I asked Inman if he thought Oswald was US intelligence. Inman replied that at every stop along the way of his long intelligence career he had looked for information on that but could not find anything to support it.
When I suggested to Inman that Allen Dulles was tending to the CIA’s interests on the Warren Report, Inman gave me the look of a kid with his arm halfway down a cookie jar when mom comes into the kitchen.
Congratulations Jeff, and thank you for your efforts.
I have always found it staggering how blatantly the CIA lied to us when they claimed they had no relationship with the DRE in 1963.
Also staggering is the fact that George Joannides served as the CIA principal co-ordinator with the HSCA in 1978 but did not disclose his role in 1963 to investigators.
In my opinion, this shows that when it comes to the JFK assassination the CIA are prepared to lie to and deliberately mislead official investigations.
G Blakey, Chief Counsel of the HSCA stated that “the process lacked integrity precisely because of Joannides”
I have a couple of questions :
1) I understand that in Dec 2007 the US court of appeal ruled that the CIA must explain the absence of monthly reports on the DRE from Joannides tenure with them.
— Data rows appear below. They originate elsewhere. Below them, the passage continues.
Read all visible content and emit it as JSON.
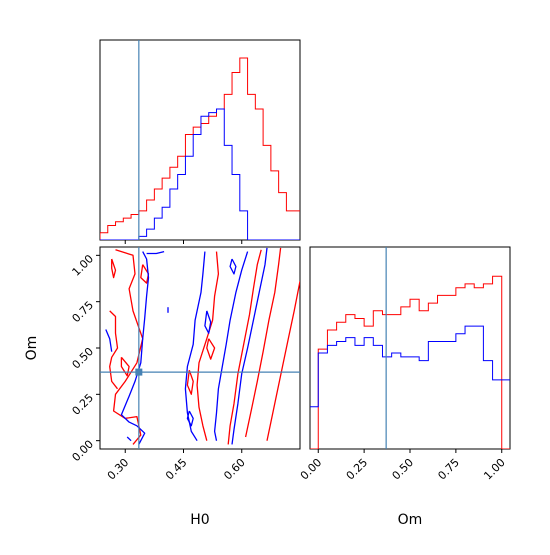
{
  "chart_data": {
    "type": "corner",
    "parameters": [
      "H0",
      "Om"
    ],
    "truth": {
      "H0": 0.335,
      "Om": 0.37
    },
    "truth_color": "#4682b4",
    "colors": {
      "red": "#ff0000",
      "blue": "#0000ff",
      "axis": "#000000"
    },
    "hist_H0": {
      "xlim": [
        0.235,
        0.75
      ],
      "xticks": [
        0.3,
        0.45,
        0.6
      ],
      "tick_labels": [
        "0.30",
        "0.45",
        "0.60"
      ],
      "xlabel": "H0",
      "bins": [
        0.235,
        0.255,
        0.275,
        0.295,
        0.315,
        0.335,
        0.355,
        0.375,
        0.395,
        0.415,
        0.435,
        0.455,
        0.475,
        0.495,
        0.515,
        0.535,
        0.555,
        0.575,
        0.595,
        0.615,
        0.635,
        0.655,
        0.675,
        0.695,
        0.715,
        0.735,
        0.755
      ],
      "series": [
        {
          "color": "red",
          "values": [
            0.04,
            0.08,
            0.1,
            0.12,
            0.14,
            0.16,
            0.22,
            0.28,
            0.34,
            0.4,
            0.46,
            0.58,
            0.62,
            0.64,
            0.68,
            0.72,
            0.8,
            0.92,
            1.0,
            0.8,
            0.72,
            0.52,
            0.38,
            0.26,
            0.16,
            0.16
          ]
        },
        {
          "color": "blue",
          "values": [
            0.0,
            0.0,
            0.0,
            0.0,
            0.0,
            0.02,
            0.06,
            0.12,
            0.18,
            0.28,
            0.36,
            0.46,
            0.58,
            0.68,
            0.7,
            0.72,
            0.52,
            0.36,
            0.16,
            0.0,
            0.0,
            0.0,
            0.0,
            0.0,
            0.0,
            0.0
          ]
        }
      ]
    },
    "hist_Om": {
      "xlim": [
        -0.045,
        1.045
      ],
      "xticks": [
        0.0,
        0.25,
        0.5,
        0.75,
        1.0
      ],
      "tick_labels": [
        "0.00",
        "0.25",
        "0.50",
        "0.75",
        "1.00"
      ],
      "xlabel": "Om",
      "bins": [
        -0.05,
        0.0,
        0.05,
        0.1,
        0.15,
        0.2,
        0.25,
        0.3,
        0.35,
        0.4,
        0.45,
        0.5,
        0.55,
        0.6,
        0.65,
        0.7,
        0.75,
        0.8,
        0.85,
        0.9,
        0.95,
        1.0,
        1.05
      ],
      "series": [
        {
          "color": "red",
          "values": [
            0.0,
            0.52,
            0.62,
            0.66,
            0.7,
            0.68,
            0.64,
            0.72,
            0.7,
            0.7,
            0.74,
            0.78,
            0.72,
            0.76,
            0.8,
            0.8,
            0.84,
            0.86,
            0.84,
            0.86,
            0.9,
            0.0
          ]
        },
        {
          "color": "blue",
          "values": [
            0.22,
            0.5,
            0.54,
            0.56,
            0.58,
            0.54,
            0.58,
            0.54,
            0.48,
            0.5,
            0.48,
            0.48,
            0.46,
            0.56,
            0.56,
            0.56,
            0.6,
            0.64,
            0.64,
            0.46,
            0.36,
            0.36
          ]
        }
      ]
    },
    "scatter2d": {
      "xlim": [
        0.235,
        0.75
      ],
      "ylim": [
        -0.045,
        1.045
      ],
      "xticks": [
        0.3,
        0.45,
        0.6
      ],
      "x_tick_labels": [
        "0.30",
        "0.45",
        "0.60"
      ],
      "yticks": [
        0.0,
        0.25,
        0.5,
        0.75,
        1.0
      ],
      "y_tick_labels": [
        "0.00",
        "0.25",
        "0.50",
        "0.75",
        "1.00"
      ],
      "xlabel": "H0",
      "ylabel": "Om",
      "contours": [
        {
          "color": "red",
          "points": [
            [
              0.275,
              1.03
            ],
            [
              0.32,
              1.0
            ],
            [
              0.325,
              0.9
            ],
            [
              0.31,
              0.82
            ],
            [
              0.32,
              0.7
            ],
            [
              0.345,
              0.55
            ],
            [
              0.33,
              0.42
            ],
            [
              0.3,
              0.32
            ],
            [
              0.275,
              0.25
            ],
            [
              0.27,
              0.16
            ],
            [
              0.3,
              0.12
            ],
            [
              0.33,
              0.13
            ],
            [
              0.34,
              0.03
            ],
            [
              0.32,
              -0.02
            ]
          ]
        },
        {
          "color": "red",
          "points": [
            [
              0.26,
              0.7
            ],
            [
              0.275,
              0.67
            ],
            [
              0.275,
              0.58
            ],
            [
              0.28,
              0.5
            ],
            [
              0.265,
              0.45
            ],
            [
              0.26,
              0.4
            ],
            [
              0.265,
              0.32
            ],
            [
              0.28,
              0.28
            ]
          ]
        },
        {
          "color": "red",
          "points": [
            [
              0.265,
              0.98
            ],
            [
              0.275,
              0.92
            ],
            [
              0.27,
              0.88
            ],
            [
              0.265,
              0.93
            ],
            [
              0.265,
              0.98
            ]
          ]
        },
        {
          "color": "red",
          "points": [
            [
              0.345,
              0.95
            ],
            [
              0.36,
              0.9
            ],
            [
              0.355,
              0.85
            ],
            [
              0.34,
              0.88
            ],
            [
              0.345,
              0.95
            ]
          ]
        },
        {
          "color": "red",
          "points": [
            [
              0.29,
              0.45
            ],
            [
              0.31,
              0.4
            ],
            [
              0.305,
              0.35
            ],
            [
              0.29,
              0.4
            ],
            [
              0.29,
              0.45
            ]
          ]
        },
        {
          "color": "red",
          "points": [
            [
              0.535,
              1.02
            ],
            [
              0.54,
              0.9
            ],
            [
              0.53,
              0.78
            ],
            [
              0.525,
              0.65
            ],
            [
              0.51,
              0.55
            ],
            [
              0.49,
              0.42
            ],
            [
              0.485,
              0.3
            ],
            [
              0.49,
              0.18
            ],
            [
              0.5,
              0.08
            ],
            [
              0.51,
              0.0
            ]
          ]
        },
        {
          "color": "red",
          "points": [
            [
              0.65,
              1.03
            ],
            [
              0.64,
              0.95
            ],
            [
              0.63,
              0.82
            ],
            [
              0.62,
              0.68
            ],
            [
              0.605,
              0.52
            ],
            [
              0.59,
              0.36
            ],
            [
              0.58,
              0.2
            ],
            [
              0.57,
              0.08
            ],
            [
              0.565,
              -0.02
            ]
          ]
        },
        {
          "color": "red",
          "points": [
            [
              0.7,
              1.04
            ],
            [
              0.695,
              0.95
            ],
            [
              0.685,
              0.8
            ],
            [
              0.67,
              0.65
            ],
            [
              0.655,
              0.48
            ],
            [
              0.64,
              0.32
            ],
            [
              0.625,
              0.17
            ],
            [
              0.61,
              0.02
            ]
          ]
        },
        {
          "color": "red",
          "points": [
            [
              0.75,
              0.86
            ],
            [
              0.735,
              0.7
            ],
            [
              0.72,
              0.55
            ],
            [
              0.705,
              0.4
            ],
            [
              0.69,
              0.25
            ],
            [
              0.675,
              0.1
            ],
            [
              0.665,
              0.0
            ]
          ]
        },
        {
          "color": "red",
          "points": [
            [
              0.465,
              0.38
            ],
            [
              0.475,
              0.32
            ],
            [
              0.47,
              0.25
            ],
            [
              0.46,
              0.3
            ],
            [
              0.465,
              0.38
            ]
          ]
        },
        {
          "color": "red",
          "points": [
            [
              0.515,
              0.55
            ],
            [
              0.53,
              0.5
            ],
            [
              0.52,
              0.44
            ],
            [
              0.51,
              0.5
            ],
            [
              0.515,
              0.55
            ]
          ]
        },
        {
          "color": "blue",
          "points": [
            [
              0.345,
              1.02
            ],
            [
              0.355,
              0.98
            ],
            [
              0.36,
              0.88
            ],
            [
              0.355,
              0.78
            ],
            [
              0.35,
              0.66
            ],
            [
              0.345,
              0.55
            ],
            [
              0.34,
              0.42
            ],
            [
              0.325,
              0.32
            ],
            [
              0.31,
              0.24
            ],
            [
              0.29,
              0.14
            ],
            [
              0.31,
              0.1
            ],
            [
              0.33,
              0.08
            ],
            [
              0.35,
              0.04
            ],
            [
              0.335,
              -0.02
            ]
          ]
        },
        {
          "color": "blue",
          "points": [
            [
              0.355,
              1.01
            ],
            [
              0.38,
              1.01
            ],
            [
              0.4,
              1.02
            ]
          ]
        },
        {
          "color": "blue",
          "points": [
            [
              0.25,
              0.6
            ],
            [
              0.26,
              0.55
            ],
            [
              0.265,
              0.48
            ]
          ]
        },
        {
          "color": "blue",
          "points": [
            [
              0.505,
              1.02
            ],
            [
              0.5,
              0.9
            ],
            [
              0.495,
              0.8
            ],
            [
              0.48,
              0.65
            ],
            [
              0.475,
              0.52
            ],
            [
              0.46,
              0.4
            ],
            [
              0.455,
              0.28
            ],
            [
              0.46,
              0.15
            ],
            [
              0.47,
              0.05
            ],
            [
              0.485,
              0.0
            ]
          ]
        },
        {
          "color": "blue",
          "points": [
            [
              0.615,
              1.02
            ],
            [
              0.6,
              0.92
            ],
            [
              0.585,
              0.8
            ],
            [
              0.57,
              0.65
            ],
            [
              0.56,
              0.52
            ],
            [
              0.55,
              0.4
            ],
            [
              0.54,
              0.28
            ],
            [
              0.535,
              0.15
            ],
            [
              0.53,
              0.05
            ],
            [
              0.535,
              0.0
            ]
          ]
        },
        {
          "color": "blue",
          "points": [
            [
              0.665,
              1.04
            ],
            [
              0.66,
              0.95
            ],
            [
              0.645,
              0.8
            ],
            [
              0.63,
              0.65
            ],
            [
              0.615,
              0.5
            ],
            [
              0.6,
              0.36
            ],
            [
              0.59,
              0.2
            ],
            [
              0.58,
              0.06
            ],
            [
              0.575,
              -0.02
            ]
          ]
        },
        {
          "color": "blue",
          "points": [
            [
              0.575,
              0.98
            ],
            [
              0.585,
              0.94
            ],
            [
              0.58,
              0.9
            ],
            [
              0.57,
              0.94
            ],
            [
              0.575,
              0.98
            ]
          ]
        },
        {
          "color": "blue",
          "points": [
            [
              0.51,
              0.7
            ],
            [
              0.52,
              0.64
            ],
            [
              0.515,
              0.58
            ],
            [
              0.505,
              0.62
            ],
            [
              0.51,
              0.7
            ]
          ]
        },
        {
          "color": "blue",
          "points": [
            [
              0.465,
              0.16
            ],
            [
              0.475,
              0.12
            ],
            [
              0.47,
              0.08
            ],
            [
              0.46,
              0.12
            ],
            [
              0.465,
              0.16
            ]
          ]
        },
        {
          "color": "blue",
          "points": [
            [
              0.41,
              0.72
            ],
            [
              0.41,
              0.69
            ]
          ]
        },
        {
          "color": "blue",
          "points": [
            [
              0.305,
              0.02
            ],
            [
              0.315,
              0.0
            ]
          ]
        }
      ]
    }
  }
}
What was the CIA response?
2) Have the CIA ever released the document which shows why Joannides recieved the Career Intelligence Medal in 1981?
Congratulations, Jeff!
This is GREAT news! Congratulations, and thank you for all of your effort so far.
Congratulations, Mr. Morley & Mr. Bradford. Yours is a victory for a free society vs. a censored one. I admire you patience & fortitude. I look forward to learning more about George Joannides & what he was all about back in the day.